Another problem is that while NLKT is indeed getting some things right, it is doing too many mistakes that QEMU already did, and its roadmap includes too many features that contradict its original goal. From the recent talk at KVM forum, Grub support stands out: a boot loader is all about legacy device support.
there is no proof that perf would not have been nearly as successful outside of the mainline tree as it has been internally: There is actually no proof for this. Unlike oprofile, perf was developed by several core kernel maintainers. It seems to me like a much stronger factor impacting the success of perf vs. oprofile.
You even say That success seems to be one of the things that opponents are worried about, but that's absolutely not a factor. Everybody is amazed at the lengths at which NLKT has come, but still NLKT is a solution in search of a problem (except if your problem is to find something fun to hack on, of course! :). The kernel component of KVM is very mature, and so is the ABI. Unlike perf, KVM would not have benefits from forcing lockstep upgrades of the kernel and userspace components. The part of KVM that is more in flux is the host-guest ABI, which you must preserve anyway since you cannot break compatibility with existing guests.
NLKT is also repeating the same mistakes as early QEMU, and a few others: for example, unlike KVM itself, NLKT is strictly limited to x86. While undoubtedly a burden for QEMU developers, non-x86 support helps keeping you honest about the specs you are trying to implement, and it can also be extremely helpful for kernel developers. (A few years ago Ingo was suggesting that Linux be compiled with its own compiler, but now he objects to QEMU because it includes a just-in-time compiler ;)). See also the point above about developing hardware models against Linux kernel source code.

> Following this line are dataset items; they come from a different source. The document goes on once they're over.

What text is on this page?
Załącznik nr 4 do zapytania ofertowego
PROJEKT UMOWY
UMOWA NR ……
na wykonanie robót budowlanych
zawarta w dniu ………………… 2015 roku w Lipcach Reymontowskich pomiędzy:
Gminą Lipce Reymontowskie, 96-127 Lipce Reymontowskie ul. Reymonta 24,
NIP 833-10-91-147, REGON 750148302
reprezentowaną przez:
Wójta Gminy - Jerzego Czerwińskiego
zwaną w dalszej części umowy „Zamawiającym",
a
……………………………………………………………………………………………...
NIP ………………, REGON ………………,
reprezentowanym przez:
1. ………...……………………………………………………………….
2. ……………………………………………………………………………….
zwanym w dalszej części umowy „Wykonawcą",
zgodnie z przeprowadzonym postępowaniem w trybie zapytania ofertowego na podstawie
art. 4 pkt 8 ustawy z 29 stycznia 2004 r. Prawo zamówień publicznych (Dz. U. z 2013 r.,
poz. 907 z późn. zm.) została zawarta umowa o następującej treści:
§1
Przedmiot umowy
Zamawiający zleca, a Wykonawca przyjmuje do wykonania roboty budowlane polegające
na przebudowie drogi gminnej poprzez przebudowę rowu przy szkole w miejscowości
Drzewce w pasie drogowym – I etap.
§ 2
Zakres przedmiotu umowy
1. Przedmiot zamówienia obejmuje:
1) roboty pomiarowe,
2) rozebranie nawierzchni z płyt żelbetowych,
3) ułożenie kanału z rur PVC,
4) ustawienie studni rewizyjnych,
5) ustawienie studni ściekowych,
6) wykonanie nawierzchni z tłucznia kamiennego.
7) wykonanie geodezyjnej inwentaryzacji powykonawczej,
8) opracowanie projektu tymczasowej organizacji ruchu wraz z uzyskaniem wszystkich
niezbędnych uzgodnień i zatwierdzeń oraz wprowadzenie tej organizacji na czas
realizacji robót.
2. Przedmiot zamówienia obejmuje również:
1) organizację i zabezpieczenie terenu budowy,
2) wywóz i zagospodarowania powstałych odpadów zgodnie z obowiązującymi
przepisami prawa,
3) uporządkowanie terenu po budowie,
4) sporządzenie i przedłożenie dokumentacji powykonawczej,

I hope this long comment helps understanding the situation better. I look forward to the replies!

Merging the kvm tool

Posted Aug 31, 2011 1:35 UTC (Wed) by nevets (subscriber, #11875) [Link]

there is no proof that perf would not have been nearly as successful outside of the mainline tree as it has been internally: There is actually no proof for this. Unlike oprofile, perf was developed by several core kernel maintainers. It seems to me like a much stronger factor impacting the success of perf vs. oprofile.

I actually believe there's proof that perf would have done just as good if not better outside the tools directory. Sure, it has lots of developers, but most of them are kernel developers and very few userspace developers. The proof that perf would have done well outside of the kernel is based on the fact that the tool that influenced perf's development model was done outside the kernel. That tool is called git.

git did not need to be in the tools directory to become popular. I'm sure perf would have followed git's success if it was also outside the kernel tree. In fact, I believe it would attract more userspace developers, and it would have probably grown a graphical user interface as well if it was outside the kernel.

If perf and NLKT wants to be mostly developed by kernel developers, than perhaps it should stay in the kernel. I wounder how many more user space developers perf would have if it was outside the kernel tree.

Building the kernel bundled user-space en-masse

Posted Sep 7, 2011 6:56 UTC (Wed) by alex (subscriber, #1355) [Link]

With this growth in userspace code in the kernel git tree is there an easy way to build them all. Given that they are potentially linked to the kernel ABI should I be thinking of installing them in /lib/modules/`uname -r`/bin?